Она целует меня в щеку и уходит. Я заказываю еще кофе, чтобы скоротать время. Периоды безделья хуже всего. Они предоставляют мне слишком много времени для раздумий. И тогда хаотичные мысли скачут у меня в голове, как шарики для пинг-понга в коробке. Джулиана беременна. Нам нужна будет ограда внизу лестницы. Этим летом Чарли хочет поехать в лагерь. Как были связаны между собой Бобби и Кэтрин?
Еще один фургон, но уже не белый. Водитель опускает на мостовую перед кафе пачку бумаг. Заголовок на первой странице гласит: «Объявлено вознаграждение за поимку убийцы Кэтрин Макбрайд».
По сторонам стола Мел сложены кипы дел. Ее компьютер украшен стикерами, вырезками из газет и картинками. На одной из них изображен вооруженный грабитель, угрожающий ружьем и говорящий: «Кошелек или жизнь!» Жертва отвечает: «У меня нет ни того ни другого. Я социальный работник».
Мы находимся на четвертом этаже отдела социальной службы. Большинство кабинетов закрыты на выходные. Окна Мел выходят на недостроенный склад полуфабрикатов. У меня есть час, пока она не вернется из магазина. Она раздобыла для меня три папки, перевязанные красной лентой.

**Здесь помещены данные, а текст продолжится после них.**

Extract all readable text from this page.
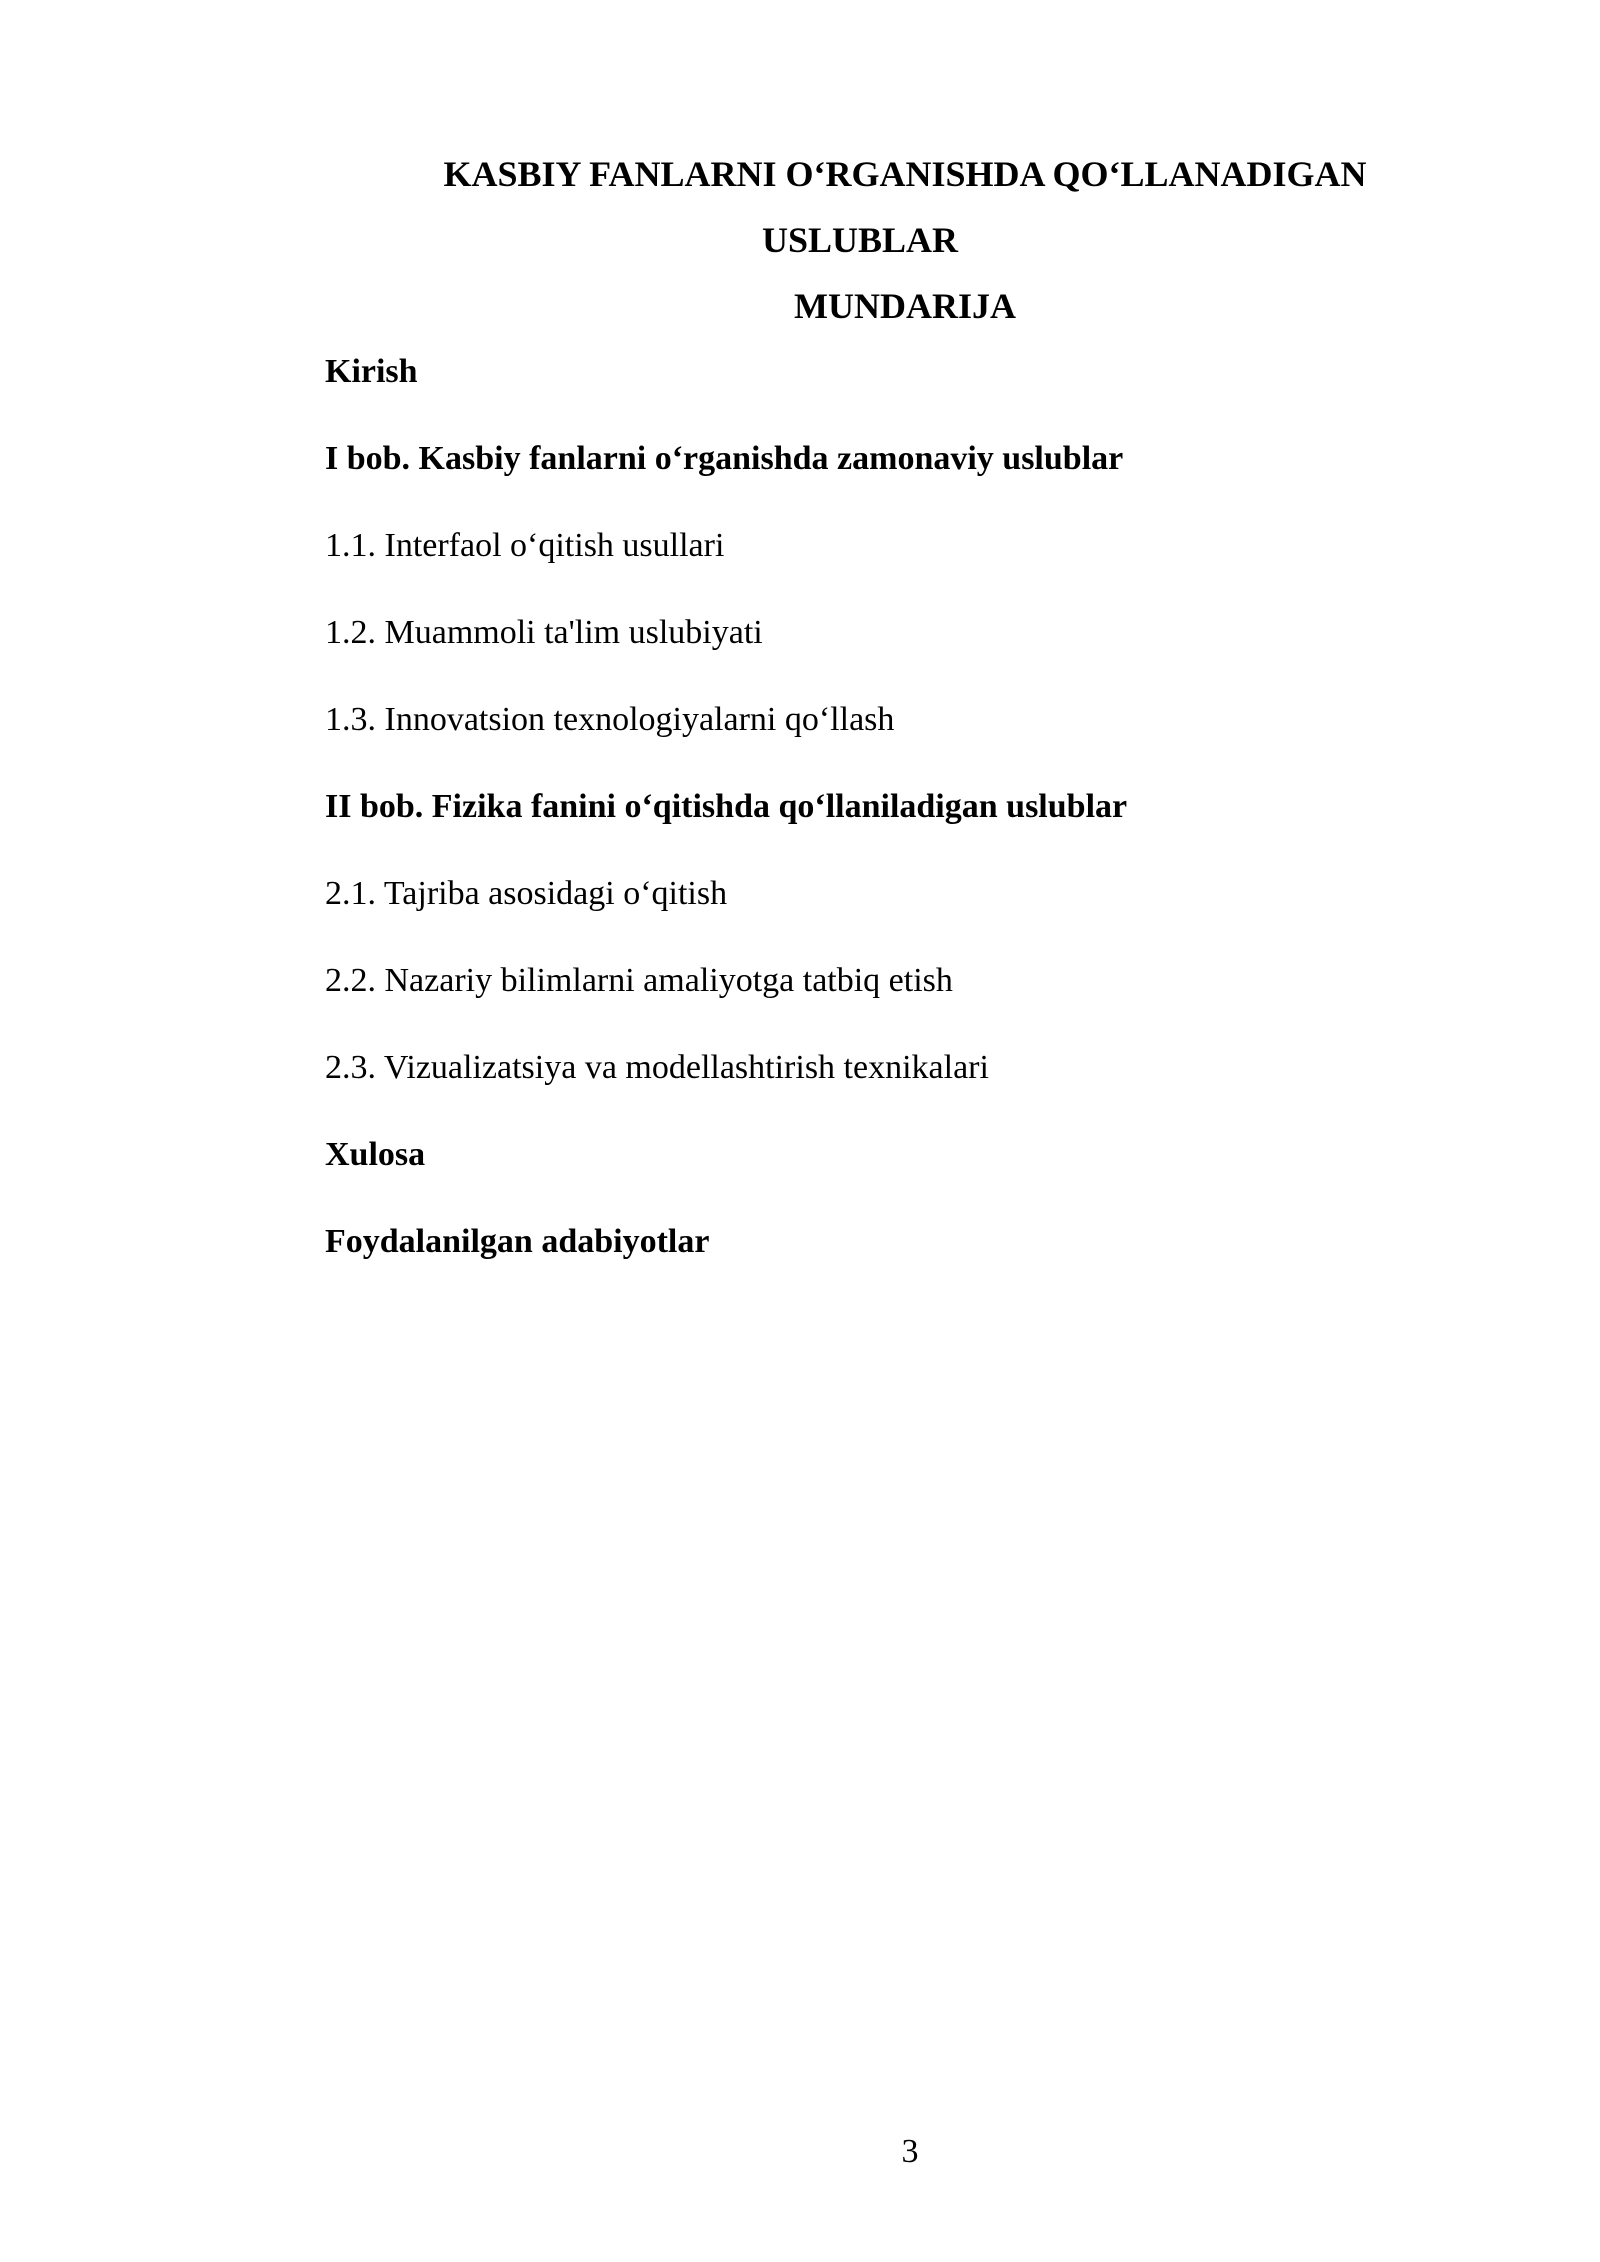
KASBIY FANLARNI O‘RGANISHDA QO‘LLANADIGAN
USLUBLAR
MUNDARIJA
Kirish
I bob. Kasbiy fanlarni o‘rganishda zamonaviy uslublar
1.1. Interfaol o‘qitish usullari
1.2. Muammoli ta'lim uslubiyati
1.3. Innovatsion texnologiyalarni qo‘llash
II bob. Fizika fanini o‘qitishda qo‘llaniladigan uslublar
2.1. Tajriba asosidagi o‘qitish
2.2. Nazariy bilimlarni amaliyotga tatbiq etish
2.3. Vizualizatsiya va modellashtirish texnikalari
Xulosa
Foydalanilgan adabiyotlar
3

Я знаю, что там найду. Первое правило работы с человеческими душами заключается в том, чтобы все фиксировать. Этим занимаются социальные службы. Вмешиваясь в жизни людей, они тщательно записывают каждое решение. В папках – протоколы бесед, семейная история, заключения психиатров и медицинские заметки. Малейшие подробности каждого совещания по делу и встречи для выработки стратегии, а также копии полицейских донесений и протоколы судебных слушаний.
Если Бобби провел какое-то время в детском доме или психиатрическом отделении, это будет записано. Там будут приведены даты, имена, названия. Если мне немного повезет, я смогу сопоставить их с делом Кэтрин Макбрайд и найти связь.

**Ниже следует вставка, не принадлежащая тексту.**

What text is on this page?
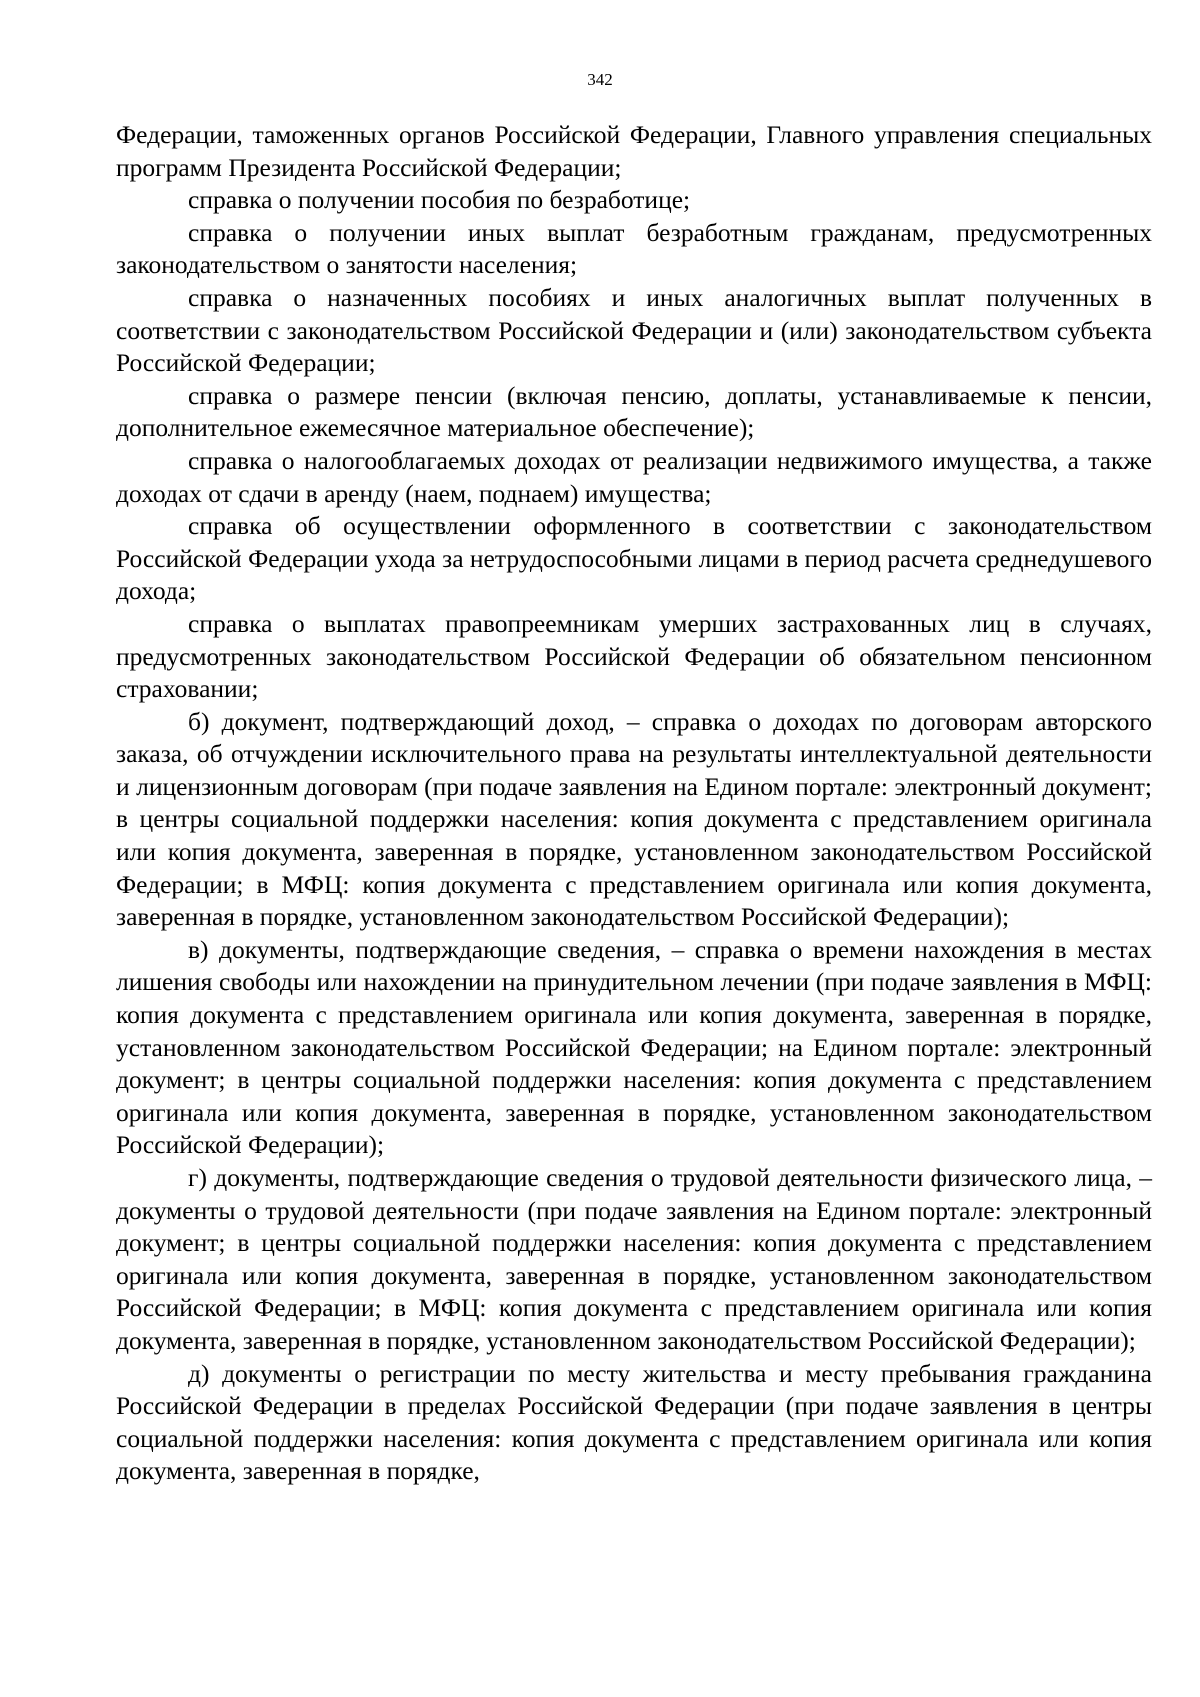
342

Федерации, таможенных органов Российской Федерации, Главного управления специальных программ Президента Российской Федерации;

справка о получении пособия по безработице;

справка о получении иных выплат безработным гражданам, предусмотренных законодательством о занятости населения;

справка о назначенных пособиях и иных аналогичных выплат полученных в соответствии с законодательством Российской Федерации и (или) законодательством субъекта Российской Федерации;

справка о размере пенсии (включая пенсию, доплаты, устанавливаемые к пенсии, дополнительное ежемесячное материальное обеспечение);

справка о налогооблагаемых доходах от реализации недвижимого имущества, а также доходах от сдачи в аренду (наем, поднаем) имущества;

справка об осуществлении оформленного в соответствии с законодательством Российской Федерации ухода за нетрудоспособными лицами в период расчета среднедушевого дохода;

справка о выплатах правопреемникам умерших застрахованных лиц в случаях, предусмотренных законодательством Российской Федерации об обязательном пенсионном страховании;

б) документ, подтверждающий доход, – справка о доходах по договорам авторского заказа, об отчуждении исключительного права на результаты интеллектуальной деятельности и лицензионным договорам (при подаче заявления на Едином портале: электронный документ; в центры социальной поддержки населения: копия документа с представлением оригинала или копия документа, заверенная в порядке, установленном законодательством Российской Федерации; в МФЦ: копия документа с представлением оригинала или копия документа, заверенная в порядке, установленном законодательством Российской Федерации);

в) документы, подтверждающие сведения, – справка о времени нахождения в местах лишения свободы или нахождении на принудительном лечении (при подаче заявления в МФЦ: копия документа с представлением оригинала или копия документа, заверенная в порядке, установленном законодательством Российской Федерации; на Едином портале: электронный документ; в центры социальной поддержки населения: копия документа с представлением оригинала или копия документа, заверенная в порядке, установленном законодательством Российской Федерации);

г) документы, подтверждающие сведения о трудовой деятельности физического лица, – документы о трудовой деятельности (при подаче заявления на Едином портале: электронный документ; в центры социальной поддержки населения: копия документа с представлением оригинала или копия документа, заверенная в порядке, установленном законодательством Российской Федерации; в МФЦ: копия документа с представлением оригинала или копия документа, заверенная в порядке, установленном законодательством Российской Федерации);

д) документы о регистрации по месту жительства и месту пребывания гражданина Российской Федерации в пределах Российской Федерации (при подаче заявления в центры социальной поддержки населения: копия документа с представлением оригинала или копия документа, заверенная в порядке,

Первая страница в деле – запись содержания телефонного разговора со школой Сент-Мери. Я узнаю почерк Мел. Бобби «в последнее время обнаруживает отклонения в поведении». Он не только обмочил и испачкал штаны, но и «продемонстрировал неадекватное сексуальное поведение». Сняв трусы, он имитировал половой акт с семилетней девочкой.
Мел отправила информацию по факсу начальнику районного отделения. Затем она позвонила туда и попросила секретаря проверить, нет ли записей о Бобби или его родственниках в картотеке. Получив отрицательный ответ, она продолжила поиски в другом направлении. Больше всего ее волновали телесные повреждения. Мел проконсультировалась с Лукасом Даттоном, помощником специалиста по вопросам охраны прав ребенка, который распорядился начать расследование.

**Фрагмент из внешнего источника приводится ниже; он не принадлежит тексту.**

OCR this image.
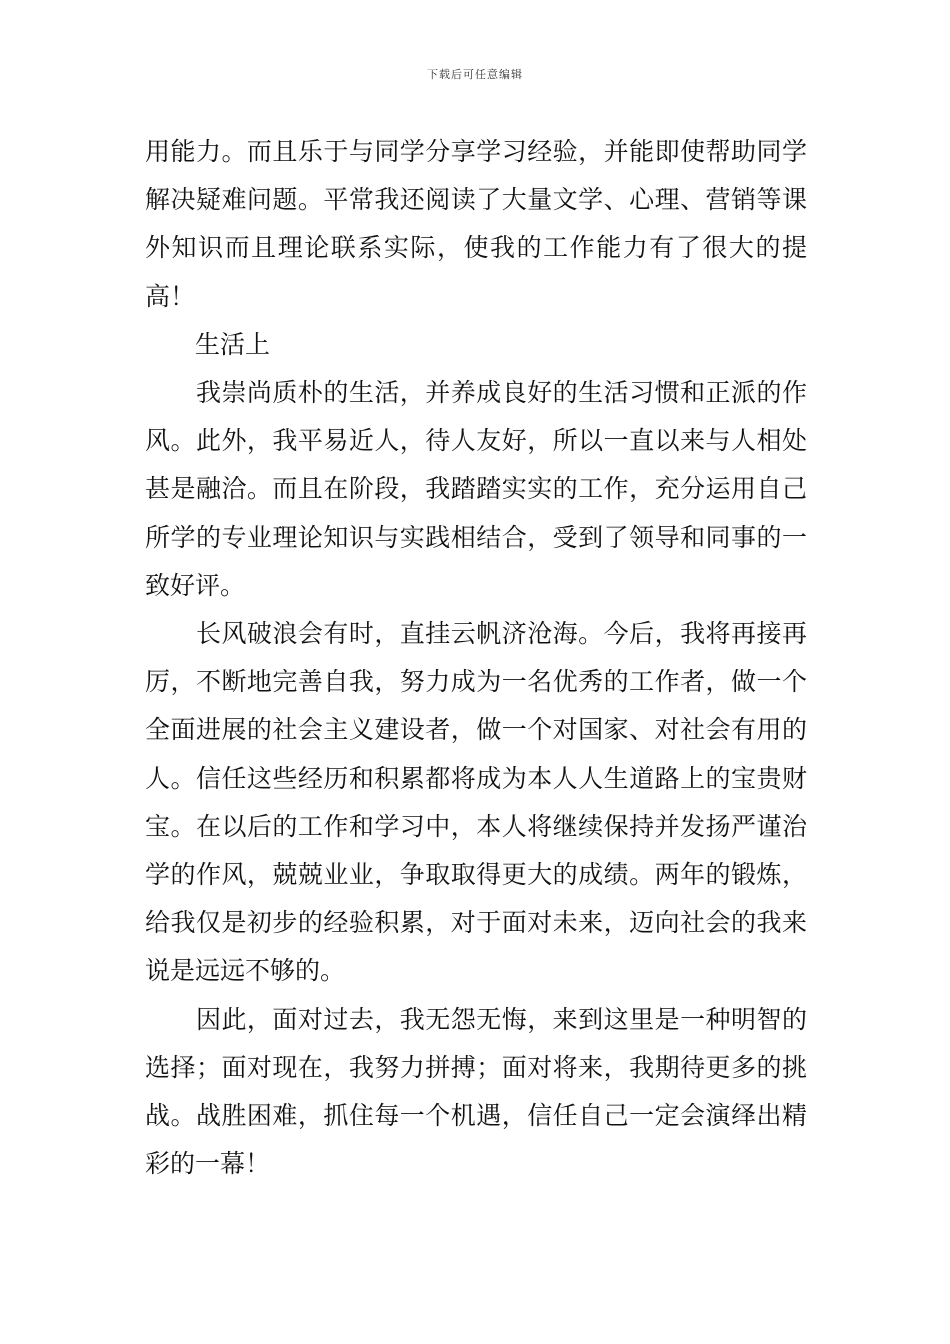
下载后可任意编辑

用能力。而且乐于与同学分享学习经验，并能即使帮助同学解决疑难问题。平常我还阅读了大量文学、心理、营销等课外知识而且理论联系实际，使我的工作能力有了很大的提高！

　　生活上

　　我崇尚质朴的生活，并养成良好的生活习惯和正派的作风。此外，我平易近人，待人友好，所以一直以来与人相处甚是融洽。而且在阶段，我踏踏实实的工作，充分运用自己所学的专业理论知识与实践相结合，受到了领导和同事的一致好评。

　　长风破浪会有时，直挂云帆济沧海。今后，我将再接再厉，不断地完善自我，努力成为一名优秀的工作者，做一个全面进展的社会主义建设者，做一个对国家、对社会有用的人。信任这些经历和积累都将成为本人人生道路上的宝贵财宝。在以后的工作和学习中，本人将继续保持并发扬严谨治学的作风，兢兢业业，争取取得更大的成绩。两年的锻炼，给我仅是初步的经验积累，对于面对未来，迈向社会的我来说是远远不够的。

　　因此，面对过去，我无怨无悔，来到这里是一种明智的选择；面对现在，我努力拼搏；面对将来，我期待更多的挑战。战胜困难，抓住每一个机遇，信任自己一定会演绎出精彩的一幕！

«Красный обрез» легко найти по цвету полей. В нем записаны имя Бобби, дата рождения, адрес и информация о родителях, название школы, имя лечащего врача и выявленные проблемы со здоровьем. Также информация о директрисе школы Сент-Мери как о первоначальном заявителе.
Мел организовала полный медицинский осмотр. Доктор Ричард Ледженд обнаружил на каждой ягодице мальчика «две-три отметины длиной около шести дюймов». Он описал повреждения как вызванные «двумя или тремя последовательными ударами твердым предметом, например ремнем с заклепками».
Во время осмотра Бобби пришел в сильное волнение и отказался отвечать на вопросы. Доктор Ледженд отметил старый шрам вокруг его анального отверстия.
«Неясно, было ли повреждение получено случайно или стало следствием намеренного проникновения». В ходе дальнейших обследований эксперт упрочился в своих подозрениях и описывал шрам как «связанный с насилием».
Была заслушана Бриджет Морган. Поначалу она была настроена агрессивно и обвинила социальных работников в том, что они суются в чужие дела. Когда ей сообщили о шрамах Бобби и его поведении, она стала отвечать более конкретно. В конце концов принялась заступаться за мужа:
– Он хороший человек, но ничего не может с собой поделать. Он приходит в ярость и теряет контроль.
– Он бьет вас?
– Да.
– А Бобби?
– Еще как.
– Чем он бьет Бобби?
– Собачьим поводком… Он убьет меня, если узнает, что я здесь… Вы не знаете, что он за человек…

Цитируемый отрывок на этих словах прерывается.